There were “varying opinions on how and when the trade issues with China will be resolved,” and that LNGL’s “communications with potential Chinese offtakers remain robust with the intent to complete agreements if trade tensions abate before Magnolia is fully sold out,” Vesey added.
Development of LNG export terminals to deliver the super-cooled fuel all over the world has become heated due to burgeoning demand, particularly out of Asia, as countries in the region try to substitute more clean energy sources for dirty, air-polluting coal.
U.S. President Donald Trump has been seeking to boost the growth of U.S. LNG exports around the world as part of his efforts to take global energy dominance, but the escalating trade conflict with China has impeded Trump’s ambitious goal.
Read Also: U.S. New LNG Terminals Dimmed In Trade War
LNGL had originally planned to make a final investment decision by the end of 2018 on the Magnolia project, which is aimed for an annual output of 8 million tonnes of LNG.
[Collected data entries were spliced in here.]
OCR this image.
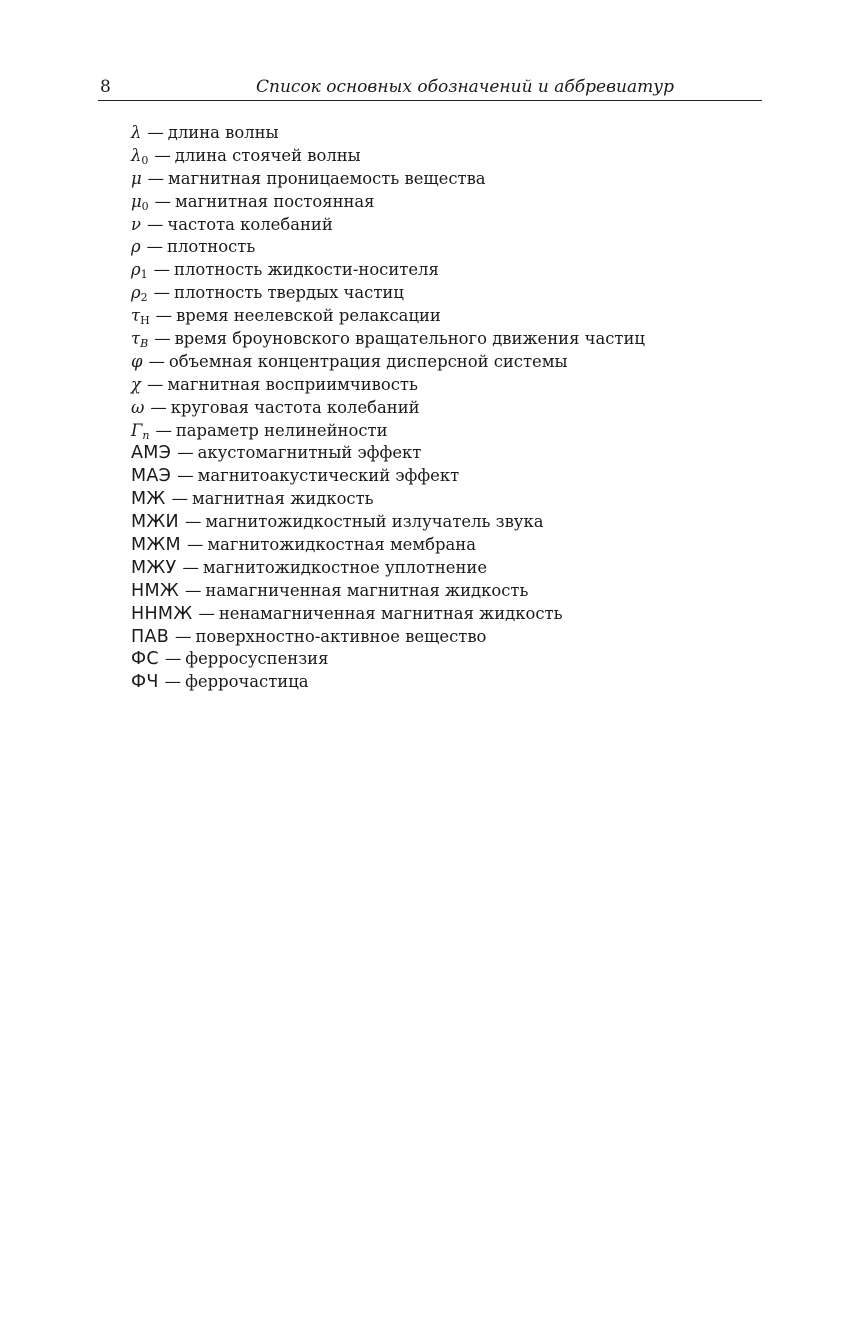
8	Список основных обозначений и аббревиатур
λ — длина волны
$\lambda_0$ — длина стоячей волны
μ — магнитная проницаемость вещества
$\mu_0$ — магнитная постоянная
ν — частота колебаний
ρ — плотность
$\rho_1$ — плотность жидкости-носителя
$\rho_2$ — плотность твердых частиц
$\tau_Н$ — время неелевской релаксации
$\tau_B$ — время броуновского вращательного движения частиц
φ — объемная концентрация дисперсной системы
χ — магнитная восприимчивость
ω — круговая частота колебаний
$\Gamma_n$ — параметр нелинейности
АМЭ — акустомагнитный эффект
МАЭ — магнитоакустический эффект
МЖ — магнитная жидкость
МЖИ — магнитожидкостный излучатель звука
МЖМ — магнитожидкостная мембрана
МЖУ — магнитожидкостное уплотнение
НМЖ — намагниченная магнитная жидкость
ННМЖ — ненамагниченная магнитная жидкость
ПАВ — поверхностно-активное вещество
ФС — ферросуспензия
ФЧ — феррочастица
“We made that statement prior to the trade tensions that have manifested over the past months, which have caused headwinds for LNG transactions,” Vesey said in a quarterly report.
Last year, China introduced about 103 billion cubic feet (bcf) of LNG from the United States, or about 15 percent of all U.S. LNG exports, but is expected to trim the purchase in 2018, according to Thomson Reuters vessel tracking and data from U.S. Department of Energy.
LNGL’s delay highlighted how China, the world’s fastest-growing LNG market, has shifted its long-term LNG sourcing strategies away from the United States in the last few months due at least in part to the trade war. That has had repercussions for the scale and pace for the next wave of U.S. projects, said Saul Kavonic, oil and gas analyst at Credit Suisse based in Sydney.
“Regardless of how long the trade dispute lasts, the overall risk profile of U.S. LNG will remain heightened in Chinese LNG buyers’ eyes for some time to come,” the analyst said.
The United States recorded 706.4 billion cubic feet of gas exports worth about $3.3 billion in 2017 and is on track to output over 1 trillion cubic feet of gas in LNG form in 2018, making the country one of the world’s top exporters of the clean energy.